Vendor/Software Patches

• It’s about time: Java update includes tool for blocking drive-by exploits  – theregister.co.uk
  Oracle’s latest update to the Java SE Development Kit (JDK) version 7 adds new security features designed to help businesses avoid being stung by critical vulnerabilities in out-of-date versions of Java. After a string of embarrassing Java security flaws was disclosed by independent researchers, Oracle has made addressing vulnerabilities its top priority for JDK 7.
  • Java SE Downloads – www.oracle.com
    The update is available from the usual Java download website here.

Vulnerabilities

• Microsoft: IE Zero Day Flaw Affects All Versions – krebsonsecurity.com
  Microsoft said that attackers are exploiting a previously unknown, unpatched vulnerability in all supported versions of its Internet Explorer Web browser.

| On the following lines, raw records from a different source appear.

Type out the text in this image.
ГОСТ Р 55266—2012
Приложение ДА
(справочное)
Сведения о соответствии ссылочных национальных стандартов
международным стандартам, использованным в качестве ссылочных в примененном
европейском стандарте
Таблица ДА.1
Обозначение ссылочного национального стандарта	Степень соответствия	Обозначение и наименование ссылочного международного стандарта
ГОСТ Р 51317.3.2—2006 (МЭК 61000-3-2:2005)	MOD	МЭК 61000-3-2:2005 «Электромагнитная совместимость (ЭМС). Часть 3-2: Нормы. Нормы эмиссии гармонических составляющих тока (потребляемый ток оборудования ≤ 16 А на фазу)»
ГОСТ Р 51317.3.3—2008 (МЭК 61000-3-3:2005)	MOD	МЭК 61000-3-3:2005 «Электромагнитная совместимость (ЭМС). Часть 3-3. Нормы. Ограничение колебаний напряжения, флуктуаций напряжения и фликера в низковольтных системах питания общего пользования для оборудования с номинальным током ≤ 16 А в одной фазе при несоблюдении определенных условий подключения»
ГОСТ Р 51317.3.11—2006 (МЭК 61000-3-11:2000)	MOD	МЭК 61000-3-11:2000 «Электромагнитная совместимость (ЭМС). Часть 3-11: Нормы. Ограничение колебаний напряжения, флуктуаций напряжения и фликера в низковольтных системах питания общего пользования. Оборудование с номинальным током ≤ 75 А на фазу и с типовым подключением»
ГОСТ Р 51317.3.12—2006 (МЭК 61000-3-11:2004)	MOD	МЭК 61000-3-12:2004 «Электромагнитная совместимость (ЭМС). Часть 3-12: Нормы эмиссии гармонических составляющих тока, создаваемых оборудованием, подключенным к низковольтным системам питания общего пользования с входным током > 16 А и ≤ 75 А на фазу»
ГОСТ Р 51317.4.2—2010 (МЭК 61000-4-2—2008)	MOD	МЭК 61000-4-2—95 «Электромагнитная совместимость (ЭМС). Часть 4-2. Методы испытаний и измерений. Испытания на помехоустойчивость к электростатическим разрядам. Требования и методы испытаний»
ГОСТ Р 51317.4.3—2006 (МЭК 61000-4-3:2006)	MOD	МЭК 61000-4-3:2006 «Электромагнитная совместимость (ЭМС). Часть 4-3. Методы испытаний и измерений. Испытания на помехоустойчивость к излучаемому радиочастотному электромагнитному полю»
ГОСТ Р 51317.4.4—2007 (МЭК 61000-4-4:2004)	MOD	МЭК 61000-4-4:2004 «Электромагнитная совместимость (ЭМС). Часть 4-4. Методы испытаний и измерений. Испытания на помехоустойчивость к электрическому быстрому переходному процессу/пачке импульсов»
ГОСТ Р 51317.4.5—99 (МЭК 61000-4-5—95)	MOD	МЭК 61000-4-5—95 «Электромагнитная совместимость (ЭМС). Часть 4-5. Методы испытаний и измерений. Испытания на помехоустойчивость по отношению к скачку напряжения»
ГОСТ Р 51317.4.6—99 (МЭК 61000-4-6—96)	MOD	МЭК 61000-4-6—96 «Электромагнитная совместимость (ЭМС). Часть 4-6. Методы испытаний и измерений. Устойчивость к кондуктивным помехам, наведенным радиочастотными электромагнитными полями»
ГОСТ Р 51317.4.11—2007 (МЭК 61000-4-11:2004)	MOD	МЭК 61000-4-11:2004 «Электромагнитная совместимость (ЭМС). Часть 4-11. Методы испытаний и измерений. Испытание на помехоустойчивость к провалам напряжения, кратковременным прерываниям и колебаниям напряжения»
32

The company said it is working on an official patch to plug the security hole, but in the meantime it has released a stopgap fix to help protect affected customers.
• iOS 7 Bug
  • iOS 7 Bug Lets Anyone Bypass iPhone’s Lockscreen To Hijack Photos, Email, Or Twitter – forbes.com
    Jose Rodriguez, a 36-year-old soldier living in Spain’s Canary Islands, has found a security vulnerability in iOS 7 that allows anyone to bypass its lockscreen in seconds to access photos, email, Twitter, and more. A spokesperson from Apple tells that the company takes security very seriously and they are aware of this issue.
  • Another iOS 7 Bug Lets Anyone Make Calls From Locked iPhones–And This One Has No Quick Fix – forbes.com
    On Friday, Karam Daoud, a 27-year old Palestinian living in the West Bank city of Ramallah, sent a video to Andy Greenberg (Forbes Staff), showing how he’s able to make a call to any number from a locked iPhone running iOS 7 by exploiting a vulnerability in its emergency calling function.